Long story. So long in fact that I have a talk called “Fifteen Years to be an Overnight Success”. Suffice it to say I paid my dues: acting in revues and cabaret; writing sketches and performing them; writing plays for television and getting them rejected; writing plays for television and getting them accepted. Plays for The School Journal. Then finally writing my first stage play, Glide Time. Which was such a success, it changed my life. (Readers can find out almost everything in my autobiography, “Bums on Seats”. Out of print, alas, but in most libraries).
What was the creative mood of the time back when you started?
Professional theatre was just getting established. Downstage started in 1964 and clung on by its fingertips. Other theatres followed soon after: Court in Christchurch, Mercury in Auckland, Fortune in Dunedin, Centrepoint in Palmerston North, and even Wanganui (Four Seasons) and in Tauranga had professional theatre companies (now now).
Was there much financial and audience support for the arts and for theatre or were you having to run on the smell of an oily rag to small audiences?
No one made much money then. Ticket price for Circa’s opening night was $2.50 ($1.50 students). Actors did more shows per year then and, at Fortune for example, if they weren’t in the current show, they were helping back stage, or with publicity, props or wardrobe. No one was idle. And I think every theatre made sure they did shows for children every school holiday.
Was there a lot of collaboration in the creative arts 40 years ago? And how is that different or the same these days?
Not sure about collaboration, but in the late 70s and 80s there was a huge excitement about NZ plays throughout the country. “Glide Time” and “Middle Age Spread” helped, but “Foreskin’s Lament” was a sensation, as was, but in a different way, Renee’s “Wednesday to Come”. Now people take New Zealand plays for granted. (Which is how it should be.)
When I look back at older issues of Glory Days I cringe a little, as each time we significantly move forward in the quality of both the writing and the design. Does it feel the same way with a play you have written years ago or does it become a fresh new piece of work in the hands of new actors and directors with new sets to play in?

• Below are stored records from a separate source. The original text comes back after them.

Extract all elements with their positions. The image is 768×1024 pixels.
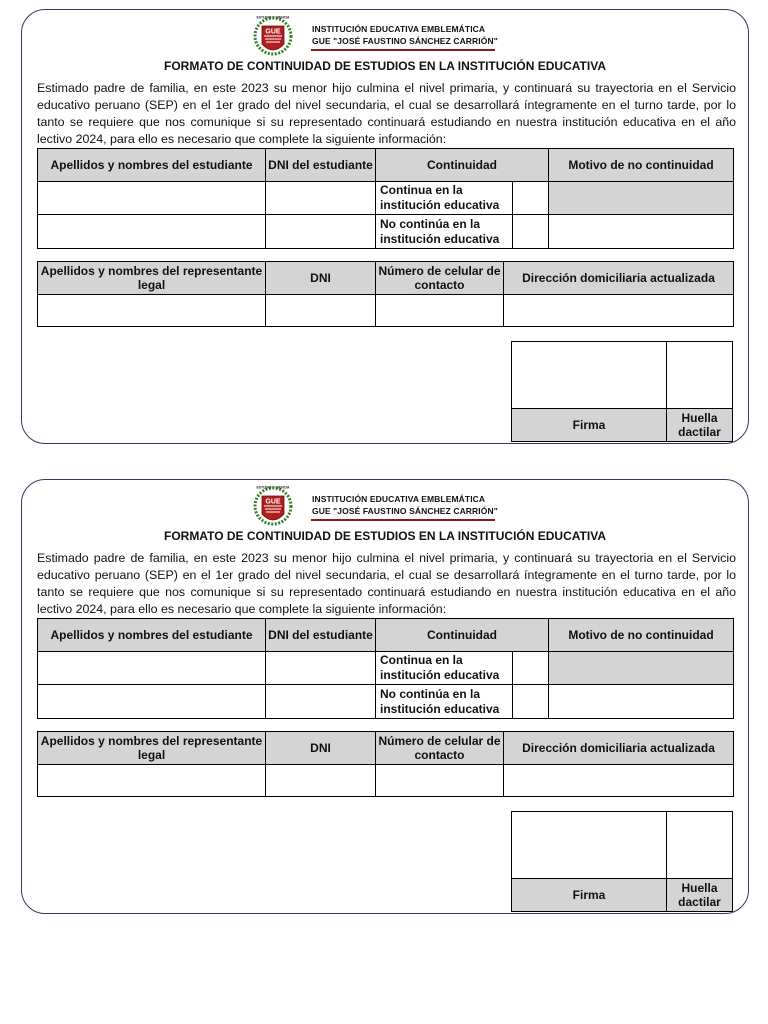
col-student-dni: DNI del estudiante [266, 619, 376, 652]
reason-disabled-field [549, 182, 734, 215]
svg-text:ESTUDIO Y CIENCIA: ESTUDIO Y CIENCIA [256, 485, 290, 490]
guardian-name-field[interactable] [38, 295, 266, 327]
fingerprint-label: Huella dactilar [667, 409, 733, 442]
option-continue-checkbox[interactable] [513, 652, 549, 685]
col-guardian-phone: Número de celular de contacto [376, 732, 504, 765]
student-dni-field[interactable] [266, 182, 376, 249]
form-title: FORMATO DE CONTINUIDAD DE ESTUDIOS EN LA INSTITUCIÓN EDUCATIVA [163, 529, 606, 543]
option-not-continue-checkbox[interactable] [513, 215, 549, 249]
guardian-address-field[interactable] [504, 295, 734, 327]
school-logo [253, 12, 293, 62]
col-guardian-name: Apellidos y nombres del representante legal [38, 262, 266, 295]
school-logo [253, 482, 293, 532]
student-dni-field[interactable] [266, 652, 376, 719]
institution-name [312, 23, 498, 47]
student-table [37, 618, 734, 719]
col-continuity: Continuidad [376, 619, 549, 652]
reason-field[interactable] [549, 215, 734, 249]
student-table [37, 148, 734, 249]
col-student-name: Apellidos y nombres del estudiante [38, 149, 266, 182]
option-continue: Continua en la institución educativa [376, 652, 513, 685]
option-continue: Continua en la institución educativa [376, 182, 513, 215]
svg-text:GUE: GUE [265, 28, 281, 36]
header-rule [311, 49, 495, 51]
svg-text:ESTUDIO Y CIENCIA: ESTUDIO Y CIENCIA [256, 15, 290, 20]
col-guardian-phone: Número de celular de contacto [376, 262, 504, 295]
guardian-phone-field[interactable] [376, 295, 504, 327]
col-reason: Motivo de no continuidad [549, 619, 734, 652]
fingerprint-label: Huella dactilar [667, 879, 733, 912]
signature-label: Firma [512, 879, 667, 912]
col-continuity: Continuidad [376, 149, 549, 182]
guardian-address-field[interactable] [504, 765, 734, 797]
option-not-continue: No continúa en la institución educativa [376, 215, 513, 249]
col-guardian-address: Dirección domiciliaria actualizada [504, 732, 734, 765]
form-title: FORMATO DE CONTINUIDAD DE ESTUDIOS EN LA INSTITUCIÓN EDUCATIVA [163, 59, 606, 73]
guardian-table [37, 731, 734, 797]
col-student-name: Apellidos y nombres del estudiante [38, 619, 266, 652]
col-guardian-dni: DNI [266, 732, 376, 765]
guardian-table [37, 261, 734, 327]
signature-table [511, 341, 733, 442]
institution-name [312, 493, 498, 517]
institution-line-2: GUE "JOSÉ FAUSTINO SÁNCHEZ CARRIÓN" [312, 36, 498, 46]
header-rule [311, 519, 495, 521]
col-guardian-address: Dirección domiciliaria actualizada [504, 262, 734, 295]
student-name-field[interactable] [38, 652, 266, 719]
svg-text:GUE: GUE [265, 498, 281, 506]
col-reason: Motivo de no continuidad [549, 149, 734, 182]
form-card-1 [21, 9, 749, 444]
student-name-field[interactable] [38, 182, 266, 249]
institution-line-2: GUE "JOSÉ FAUSTINO SÁNCHEZ CARRIÓN" [312, 506, 498, 516]
col-student-dni: DNI del estudiante [266, 149, 376, 182]
fingerprint-box[interactable] [667, 812, 733, 879]
option-not-continue: No continúa en la institución educativa [376, 685, 513, 719]
fingerprint-box[interactable] [667, 342, 733, 409]
reason-field[interactable] [549, 685, 734, 719]
signature-box[interactable] [512, 342, 667, 409]
col-guardian-dni: DNI [266, 262, 376, 295]
signature-table [511, 811, 733, 912]
institution-line-1: INSTITUCIÓN EDUCATIVA EMBLEMÁTICA [312, 494, 486, 504]
option-not-continue-checkbox[interactable] [513, 685, 549, 719]
col-guardian-name: Apellidos y nombres del representante legal [38, 732, 266, 765]
form-card-2 [21, 479, 749, 914]
guardian-phone-field[interactable] [376, 765, 504, 797]
guardian-dni-field[interactable] [266, 295, 376, 327]
reason-disabled-field [549, 652, 734, 685]
intro-paragraph: Estimado padre de familia, en este 2023 su menor hijo culmina el nivel primaria, y continuará su trayectoria en el Servicio educativo peruano (SEP) en el 1er grado del nivel secundaria, el cual se desarrollará íntegramente en el turno tarde, por lo tanto se requiere que nos comunique si su representado continuará estudiando en nuestra institución educativa en el año lectivo 2024, para ello es necesario que complete la siguiente información: [37, 81, 736, 146]
intro-paragraph: Estimado padre de familia, en este 2023 su menor hijo culmina el nivel primaria, y continuará su trayectoria en el Servicio educativo peruano (SEP) en el 1er grado del nivel secundaria, el cual se desarrollará íntegramente en el turno tarde, por lo tanto se requiere que nos comunique si su representado continuará estudiando en nuestra institución educativa en el año lectivo 2024, para ello es necesario que complete la siguiente información: [37, 551, 736, 616]
guardian-name-field[interactable] [38, 765, 266, 797]
guardian-dni-field[interactable] [266, 765, 376, 797]
institution-line-1: INSTITUCIÓN EDUCATIVA EMBLEMÁTICA [312, 24, 486, 34]
signature-box[interactable] [512, 812, 667, 879]
signature-label: Firma [512, 409, 667, 442]
option-continue-checkbox[interactable] [513, 182, 549, 215]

I don’t think the writing is any better than before. But the amount of writing and production these days is extraordinary. By mid-February this year, Theatreview’s website had reviewed one hundred productions. Auckland has so many theatres and productions. Civic, Q Theatre, ASB, The Herald, The Basement; those are the venues right in the heart of the city. (Soon, ATC’s brand new Waterfront Theare.) Add many throughout the suburbs. Auckland is the country’s theatre capital. It is like a drama festival all year round.
Rehearsals are where you hand it over, often rather slowly. If it’s a new play, then I go to a few rehearsals to check, suggest, and receive suggestions. But there comes a point when the cast needs to be free of the author and just get on with it. But that doesn’t necessarily mean the work is then set in concrete. Often I change a script for the next production. Sometimes, even during the first production. For “Who Wants to be a 100? Anyone who’s 99” I realized the first half was too long, and the cast, bless them, after the second night, agreed to cut out two short scenes which improved it a lot.

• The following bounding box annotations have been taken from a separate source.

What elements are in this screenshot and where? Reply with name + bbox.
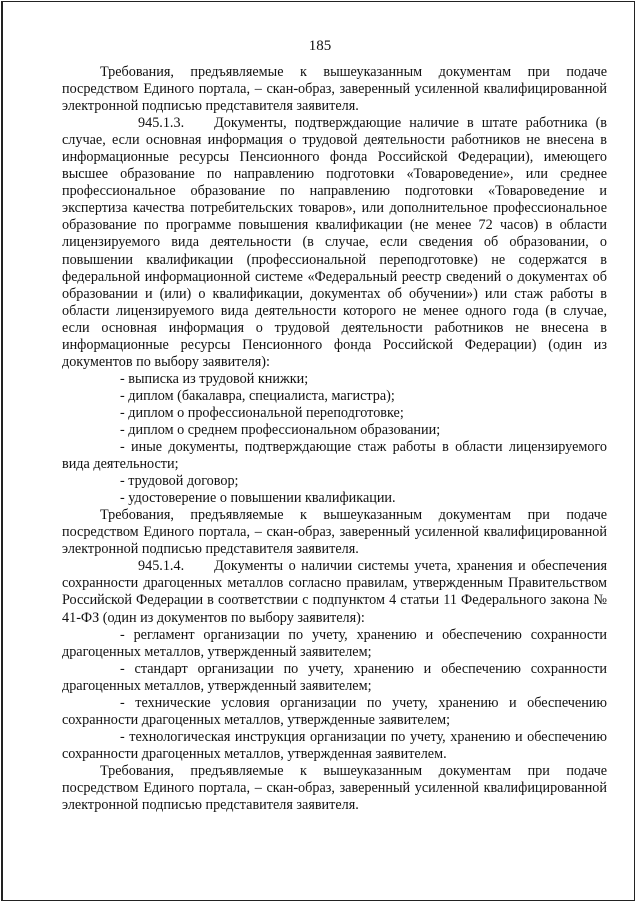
section-number: 945.1.4.	[138, 558, 185, 575]
list-item: - стандарт организации по учету, хранению и обеспечению сохранности драгоценных металлов, утвержденный заявителем;	[62, 660, 607, 694]
list-item: - выписка из трудовой книжки;	[120, 370, 309, 387]
section-text: Документы, подтверждающие наличие в штате работника (в случае, если основная информация о трудовой деятельности работников не внесена в информационные ресурсы Пенсионного фонда Российской Федерации), имеющего высшее образование по направлению подготовки «Товароведение», или среднее профессиональное образование по направлению подготовки «Товароведение и экспертиза качества потребительских товаров», или дополнительное профессиональное образование по программе повышения квалификации (не менее 72 часов) в области лицензируемого вида деятельности (в случае, если сведения об образовании, о повышении квалификации (профессиональной переподготовке) не содержатся в федеральной информационной системе «Федеральный реестр сведений о документах об образовании и (или) о квалификации, документах об обучении») или стаж работы в области лицензируемого вида деятельности которого не менее одного года (в случае, если основная информация о трудовой деятельности работников не внесена в информационные ресурсы Пенсионного фонда Российской Федерации) (один из документов по выбору заявителя):	[62, 115, 607, 370]
requirements-paragraph	[62, 507, 607, 558]
document-list-2	[62, 627, 607, 763]
paragraph-text: Требования, предъявляемые к вышеуказанным документам при подаче посредством Единого портала, – скан-образ, заверенный усиленной квалифицированной электронной подписью представителя заявителя.	[62, 507, 607, 558]
section-945-1-3	[62, 115, 607, 371]
list-item: - удостоверение о повышении квалификации.	[120, 490, 396, 507]
list-item: - трудовой договор;	[120, 473, 239, 490]
list-item: - технические условия организации по учету, хранению и обеспечению сохранности драгоценных металлов, утвержденные заявителем;	[62, 694, 607, 728]
list-item: - диплом о профессиональной переподготовке;	[120, 404, 404, 421]
paragraph-text: Требования, предъявляемые к вышеуказанным документам при подаче посредством Единого портала, – скан-образ, заверенный усиленной квалифицированной электронной подписью представителя заявителя.	[62, 64, 607, 115]
section-text: Документы о наличии системы учета, хранения и обеспечения сохранности драгоценных металлов согласно правилам, утвержденным Правительством Российской Федерации в соответствии с подпунктом 4 статьи 11 Федерального закона № 41-ФЗ (один из документов по выбору заявителя):	[62, 558, 607, 626]
section-945-1-4	[62, 558, 607, 626]
list-item: - технологическая инструкция организации по учету, хранению и обеспечению сохранности драгоценных металлов, утвержденная заявителем.	[62, 728, 607, 762]
list-item: - диплом (бакалавра, специалиста, магистра);	[120, 387, 395, 404]
requirements-paragraph	[62, 64, 607, 115]
document-body	[62, 64, 607, 814]
requirements-paragraph	[62, 763, 607, 814]
section-number: 945.1.3.	[138, 115, 185, 132]
page-number: 185	[308, 38, 332, 54]
list-item: - иные документы, подтверждающие стаж работы в области лицензируемого вида деятельности;	[62, 439, 607, 473]
document-list-1	[62, 371, 607, 507]
list-item: - диплом о среднем профессиональном образовании;	[120, 421, 441, 438]
list-item: - регламент организации по учету, хранению и обеспечению сохранности драгоценных металлов, утвержденный заявителем;	[62, 626, 607, 660]
paragraph-text: Требования, предъявляемые к вышеуказанным документам при подаче посредством Единого портала, – скан-образ, заверенный усиленной квалифицированной электронной подписью представителя заявителя.	[62, 762, 607, 814]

How have NZ audiences changed over the years? Have they become more sophisticated in their tastes? Harder to please? More diverse?
In the 70s and 80s a lot of husbands had to be dragged to the theatre. Now a lot of them come more willingly. But God bless NZ women; they probably keep NZ theatres going.
Who and what do you look to for inspiration when you are writing?
The IRD. No... I just enjoy writing and like to put in an hour or two every day…
My mum has recently become a Grandma and it's been really interesting watching a completely different side of her personality come out! Was You Can Always Hand Them Back based on your own personal experience of becoming a grandparent?
Yes, but I did talk to a lot of other grandparents. People’s experiences are pretty universal, which is why audiences in other NZ centres –and in UK—enjoy it so much. They can identify with it completely.
Many of our readers are not yet at Grandparent stage... will they still enjoy the show?
Let’s say anyone who has children and who realise that grandparents are there to be exploited for baby-sitting purposes will enjoy it. The show goes through the whole range: from babysitting for an evening after the child has been put to bed to looking after them for two weeks. Each stage has its potential horrors.
Being a grandparent seems like such a magical role and a real treat after going through parenthood! Would you agree?
No comment. See above.
About You Can Always Hand Them Back...
Maurice and Kath's kids have left home; the nest is finally empty and a life of gin, golf and overseas jaunts awaits. That is, until the grandchildren arrive. With grace and good humour (and a little song and dance), old rhythms are given new life as they embrace the delights and demands of bath time, babysitting and bundles of joy.
To celebrate forty years of smash-hit success, Roger Hall puts the grand into grandparenting in a charming and tuneful collaboration with UK musical legend Peter Skellern. Packed with laughter and tinged with tears, You Can Always Hand Them Back is a vintage Kiwicomedy with a heart of gold that no grandparent will want to miss and no would-be grandparent should.